C’était pourtant vrai, de reste, ce que nous avions dit, et je puis vous assurer que, malgré que je fusse encore bien jeune, je n’ai rien oublié de l’affreux tableau que j’ai eu sous les yeux. Ces impressions-là ne sauraient s’effacer de la mémoire.

La maison de Sta, comme la nommait mon ami, était une grande boîte en planches partagée dans le milieu par une cloison plus haute que moi, et percée de quatre trous étroits et carrés servant de fenêtres. Je ne pouvais voir que la partie dans laquelle on nous avait fait monter ; c’était probablement un des dortoirs de la tribu. L’autre compartiment devait être une cuisine, car on apercevait un morceau de tuyau de poêle qui trouait le plafond tout noirci par fumée. Pas la moindre trace de meubles dans le coin où nous étions ; seulement de larges banquettes, fixées à la paroi par de gros clous, remplaçaient les lits absents. Sur ces espèces de rayons d’armoire étaient étendues quelques nippes sales, des couvertures en loques, une limousine de roulier et nombre d’autres guenilles multicolores. Dans les angles, des épluchures de légumes, de la paille moisie, des chaussures de rebut.

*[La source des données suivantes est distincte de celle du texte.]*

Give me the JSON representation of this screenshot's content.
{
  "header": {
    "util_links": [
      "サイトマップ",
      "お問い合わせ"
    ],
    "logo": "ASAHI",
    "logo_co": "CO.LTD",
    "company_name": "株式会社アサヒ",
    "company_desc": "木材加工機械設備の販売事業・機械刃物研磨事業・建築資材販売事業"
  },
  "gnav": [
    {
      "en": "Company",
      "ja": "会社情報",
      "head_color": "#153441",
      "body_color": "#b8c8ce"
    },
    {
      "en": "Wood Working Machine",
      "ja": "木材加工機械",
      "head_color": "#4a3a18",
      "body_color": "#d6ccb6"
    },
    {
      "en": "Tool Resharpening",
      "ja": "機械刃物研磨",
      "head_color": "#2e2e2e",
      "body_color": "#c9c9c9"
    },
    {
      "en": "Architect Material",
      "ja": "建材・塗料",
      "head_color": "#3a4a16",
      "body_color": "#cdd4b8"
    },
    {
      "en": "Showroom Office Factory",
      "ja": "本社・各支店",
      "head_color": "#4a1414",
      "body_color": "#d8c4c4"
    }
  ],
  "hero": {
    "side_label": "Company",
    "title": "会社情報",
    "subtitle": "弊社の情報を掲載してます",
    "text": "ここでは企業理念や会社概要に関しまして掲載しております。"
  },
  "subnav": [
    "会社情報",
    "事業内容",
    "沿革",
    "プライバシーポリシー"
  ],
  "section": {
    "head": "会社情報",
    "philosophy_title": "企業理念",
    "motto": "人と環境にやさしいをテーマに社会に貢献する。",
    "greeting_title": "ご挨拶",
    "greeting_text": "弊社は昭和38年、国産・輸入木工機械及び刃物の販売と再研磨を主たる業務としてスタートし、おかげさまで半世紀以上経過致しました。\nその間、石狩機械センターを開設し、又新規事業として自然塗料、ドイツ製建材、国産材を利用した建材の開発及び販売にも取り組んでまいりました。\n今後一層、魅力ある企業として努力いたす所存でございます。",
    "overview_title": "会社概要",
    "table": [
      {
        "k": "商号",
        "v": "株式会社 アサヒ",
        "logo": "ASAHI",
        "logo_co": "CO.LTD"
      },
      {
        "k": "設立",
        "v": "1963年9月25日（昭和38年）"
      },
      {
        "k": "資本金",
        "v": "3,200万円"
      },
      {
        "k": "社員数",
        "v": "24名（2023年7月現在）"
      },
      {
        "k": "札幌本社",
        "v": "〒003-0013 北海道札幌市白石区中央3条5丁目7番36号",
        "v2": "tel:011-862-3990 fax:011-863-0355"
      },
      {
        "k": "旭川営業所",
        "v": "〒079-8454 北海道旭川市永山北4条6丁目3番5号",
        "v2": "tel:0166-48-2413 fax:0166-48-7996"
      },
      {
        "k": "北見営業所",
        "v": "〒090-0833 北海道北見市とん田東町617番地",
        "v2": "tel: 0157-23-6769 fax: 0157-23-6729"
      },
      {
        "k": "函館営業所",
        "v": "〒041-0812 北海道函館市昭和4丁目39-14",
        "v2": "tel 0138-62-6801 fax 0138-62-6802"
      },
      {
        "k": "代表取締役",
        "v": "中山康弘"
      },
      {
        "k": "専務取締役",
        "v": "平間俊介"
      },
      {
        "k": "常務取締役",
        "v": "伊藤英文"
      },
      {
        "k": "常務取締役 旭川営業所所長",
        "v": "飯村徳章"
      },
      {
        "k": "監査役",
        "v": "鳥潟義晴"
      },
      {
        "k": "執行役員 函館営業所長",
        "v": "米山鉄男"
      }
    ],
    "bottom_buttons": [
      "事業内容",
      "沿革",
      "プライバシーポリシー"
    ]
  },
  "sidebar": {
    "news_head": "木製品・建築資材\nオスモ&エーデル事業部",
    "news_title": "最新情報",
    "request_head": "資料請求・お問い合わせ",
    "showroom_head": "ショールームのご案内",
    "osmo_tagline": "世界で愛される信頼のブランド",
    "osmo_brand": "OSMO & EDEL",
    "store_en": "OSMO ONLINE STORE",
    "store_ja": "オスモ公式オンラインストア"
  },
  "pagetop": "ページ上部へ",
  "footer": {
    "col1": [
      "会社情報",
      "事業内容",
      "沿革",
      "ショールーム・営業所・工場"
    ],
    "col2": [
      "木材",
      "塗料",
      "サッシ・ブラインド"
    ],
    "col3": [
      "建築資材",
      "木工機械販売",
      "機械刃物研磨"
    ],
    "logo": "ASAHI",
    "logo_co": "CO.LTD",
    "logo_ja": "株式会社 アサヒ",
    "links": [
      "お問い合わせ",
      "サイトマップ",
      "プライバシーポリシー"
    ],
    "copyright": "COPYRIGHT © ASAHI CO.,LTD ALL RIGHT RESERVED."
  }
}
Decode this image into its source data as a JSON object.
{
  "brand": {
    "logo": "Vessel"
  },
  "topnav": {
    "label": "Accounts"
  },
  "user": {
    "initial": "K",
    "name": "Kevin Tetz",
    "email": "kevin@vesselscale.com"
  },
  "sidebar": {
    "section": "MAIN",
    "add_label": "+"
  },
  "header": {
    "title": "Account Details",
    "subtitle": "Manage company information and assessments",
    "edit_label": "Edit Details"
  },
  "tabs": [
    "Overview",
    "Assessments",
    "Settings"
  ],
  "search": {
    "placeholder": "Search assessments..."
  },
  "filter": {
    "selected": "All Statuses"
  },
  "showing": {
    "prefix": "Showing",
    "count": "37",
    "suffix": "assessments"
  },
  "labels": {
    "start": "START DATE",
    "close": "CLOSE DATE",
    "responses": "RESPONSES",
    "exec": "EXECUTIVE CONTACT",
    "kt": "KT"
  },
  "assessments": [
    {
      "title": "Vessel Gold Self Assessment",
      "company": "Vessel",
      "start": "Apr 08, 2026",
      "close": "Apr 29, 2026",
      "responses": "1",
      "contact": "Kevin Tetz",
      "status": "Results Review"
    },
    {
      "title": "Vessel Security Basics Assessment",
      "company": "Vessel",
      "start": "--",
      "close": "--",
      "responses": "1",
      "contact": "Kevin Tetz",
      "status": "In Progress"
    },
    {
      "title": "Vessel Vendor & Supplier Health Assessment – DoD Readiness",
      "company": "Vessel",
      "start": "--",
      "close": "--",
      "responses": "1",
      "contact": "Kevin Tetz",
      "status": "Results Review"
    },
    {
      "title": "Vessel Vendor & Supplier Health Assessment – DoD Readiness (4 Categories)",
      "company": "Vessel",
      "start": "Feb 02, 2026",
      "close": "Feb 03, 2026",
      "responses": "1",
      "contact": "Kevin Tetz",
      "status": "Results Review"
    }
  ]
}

Mais ce qui achevait de donner à ce taudis um aspect repoussant, c’est que tout le dessous des banquettes était habité par une population de poules, de lapins, voire même de cochons de mer occupant, famille par famille, des cases grillées et exhalant une odeur impossible à définir. Oh ! que je me souviens, que je me souviens avec dégoût de toutes ces choses !

Nous n’étions pas seuls dans ce bouge. Outre Sta, Alexandre et moi, il y avait encore une vieille Zingara se tenant courbée et ramassée sur elle-même comme un chat qui fait son ronron. Sans doute elle était infirme et ne bougeait jamais de cet antre de sorcière, car je ne me souvenais pas l’avoir vue sous les tentes avec les autres femmes de la bande. Lorsque la porte s’était refermée sur nous, elle s’était redressée en grognant comme un vieux chien en colère ; puis, se pelotonnant de nouveau, elle redevint immobile et silencieuse.

Quand Alexandre et moi nous eûmes assez examiné les objets qui nous entouraient en formulant, de temps à autre, des réflexions tout autres qu’élogieuses, il nous prit fantaisie de regarder par les fenêtres ce qui ce passait à l’extérieur. Pour moi, le temps me durait déjà du soleil. Les lucarnes étaient placées tout au haut de la baraque, il nous fallait donc monter sur les lits pour atteindre. Alexandre se mit en devoir de se hisser sur le tas d’habits, mais Sta le retint : « Cef veut pas ! » dit-elle d’une façon péremptoire.

Mon pauvre ami eut un mouvement d’étonnement si prompt qu’il dégringola de la banquette où il était déjà debout.

« Pourquoi ? demanda-t-il vivement.

« — Z’ai moi dit : Cef veut pas, cef veut pas, et plus rien ! » et Sta reprit le bras du petit garçon en le serrant plus fort. Mais lui n’était pas de trempe à céder aussi facilement.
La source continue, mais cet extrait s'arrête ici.